Having your heart broken over voice notes is not the best way to have things end. For two entire days that week I was so angry with Elizabeth. I felt rejected, hurt, and betrayed. I had felt so confused, depressed and anxious in the relationship the last couple of months, and she knew she didn’t love me “anymore”, but just continued to let me believe that she still had feelings for me. That we would get through it. I doubt she ever really loved me. Can love really just vanish like that? If it can, I’m not interested in having anything to do with it.
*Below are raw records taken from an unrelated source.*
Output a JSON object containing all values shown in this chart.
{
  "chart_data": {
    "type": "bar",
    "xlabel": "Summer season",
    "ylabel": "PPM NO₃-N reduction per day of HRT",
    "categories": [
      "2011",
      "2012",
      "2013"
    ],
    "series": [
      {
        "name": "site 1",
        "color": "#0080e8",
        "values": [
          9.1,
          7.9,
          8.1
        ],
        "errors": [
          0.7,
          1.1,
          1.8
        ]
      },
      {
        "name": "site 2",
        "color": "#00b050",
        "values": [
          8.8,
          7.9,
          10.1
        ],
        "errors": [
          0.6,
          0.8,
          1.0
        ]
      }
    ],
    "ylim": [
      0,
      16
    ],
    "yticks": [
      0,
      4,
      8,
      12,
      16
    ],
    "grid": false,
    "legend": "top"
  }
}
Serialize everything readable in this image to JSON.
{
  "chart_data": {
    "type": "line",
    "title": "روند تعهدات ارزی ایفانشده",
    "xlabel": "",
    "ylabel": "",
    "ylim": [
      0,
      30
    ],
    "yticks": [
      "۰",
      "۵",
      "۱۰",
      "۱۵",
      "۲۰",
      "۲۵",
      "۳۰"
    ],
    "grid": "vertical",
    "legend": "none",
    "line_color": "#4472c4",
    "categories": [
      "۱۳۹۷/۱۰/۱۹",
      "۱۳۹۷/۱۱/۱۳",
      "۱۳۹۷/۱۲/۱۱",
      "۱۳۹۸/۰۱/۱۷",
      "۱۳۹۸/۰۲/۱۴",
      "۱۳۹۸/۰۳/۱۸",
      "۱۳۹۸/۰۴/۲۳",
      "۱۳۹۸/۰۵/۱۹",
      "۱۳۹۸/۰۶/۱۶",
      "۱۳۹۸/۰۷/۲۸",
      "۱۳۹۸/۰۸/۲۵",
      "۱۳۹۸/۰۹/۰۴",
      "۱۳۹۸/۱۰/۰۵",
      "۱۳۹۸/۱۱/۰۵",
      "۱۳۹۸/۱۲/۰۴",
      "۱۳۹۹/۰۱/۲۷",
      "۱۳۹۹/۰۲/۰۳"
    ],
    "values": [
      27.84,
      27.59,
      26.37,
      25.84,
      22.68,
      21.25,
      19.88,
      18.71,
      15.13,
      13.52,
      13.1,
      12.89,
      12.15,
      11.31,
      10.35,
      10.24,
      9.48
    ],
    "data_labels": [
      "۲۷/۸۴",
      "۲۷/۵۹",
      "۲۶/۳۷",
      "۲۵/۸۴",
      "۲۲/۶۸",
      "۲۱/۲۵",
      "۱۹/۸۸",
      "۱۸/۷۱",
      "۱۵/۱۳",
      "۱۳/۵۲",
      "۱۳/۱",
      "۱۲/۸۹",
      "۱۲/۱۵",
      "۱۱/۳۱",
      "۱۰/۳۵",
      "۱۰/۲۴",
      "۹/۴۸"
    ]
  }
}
We’ve agreed to stay friends. When Jasmine and I broke up and decided to just be in one another’s lives as friends, I found it pretty easy. But with Elizabeth, it’s not. I haven’t seen her since we’ve broken up, but we’ve spoken over text on occasion. I’ve limited the contact, because I found it too hard. Once I’m out of the clinic, she’s going to come fetch the things she left at my place. I don’t know how I’m going to feel when I see her for the first time again.
Can we be friends? I don’t know yet. She’s already spoken about meeting someone again “like maybe in a month- how will you take that?” (her words). How do you think? It will hurt. I told her that it’s her life and I can’t tell her what to do or what she’s not allowed to do. But of course it will hurt, especially since she said that she can’t sustain a relationship right now, there’s too many other things in her life. If she meets someone else so soon, what does that mean about the relationship we had? That she wants to be with someone, just not me? She told me that she enjoys being single, but it gets boring after a while. So having heard all of this from her, can I have her in my life as a friend and be okay? I’m not ready to cut her out of my life… I don’t even want her to come get her stuff yet. As the psychologist I’m seeing here in the clinic told me (about something unrelated), I don’t have to make any decisions right now.
What makes this breakup so much harder than all the others combined, is the fact that the first couple of months were amazing. It finally felt like I was in a healthy relationship. She was everything I had wanted, and more. I felt content with life, even though the other parts of my life sucked. But she allowed negative outside forces to take up too much space in our relationship. I fucked up as well, but we always managed to sort through things. I guess sometimes things are just bound to fail.
Since I’ve been in the clinic I’ve been somewhat distracted. I haven’t had the time or space to deal with this properly. Today there aren’t any groups, as it’s a Sunday, and both of my roommates and other patients have day passes, so it’s the first time I’ve had a few hours just to myself. So I haven’t been able to “run away” from allowing myself to experience the hard emotions. I feel broken.
If she wanted to get back together, would I? Again, part of me will be overjoyed with that, but the biggest part of me feels like it will just be repeating the same pattern. What if after a few months, this happens again? She loses that feeling again? I can’t go through this again. It hurts too much.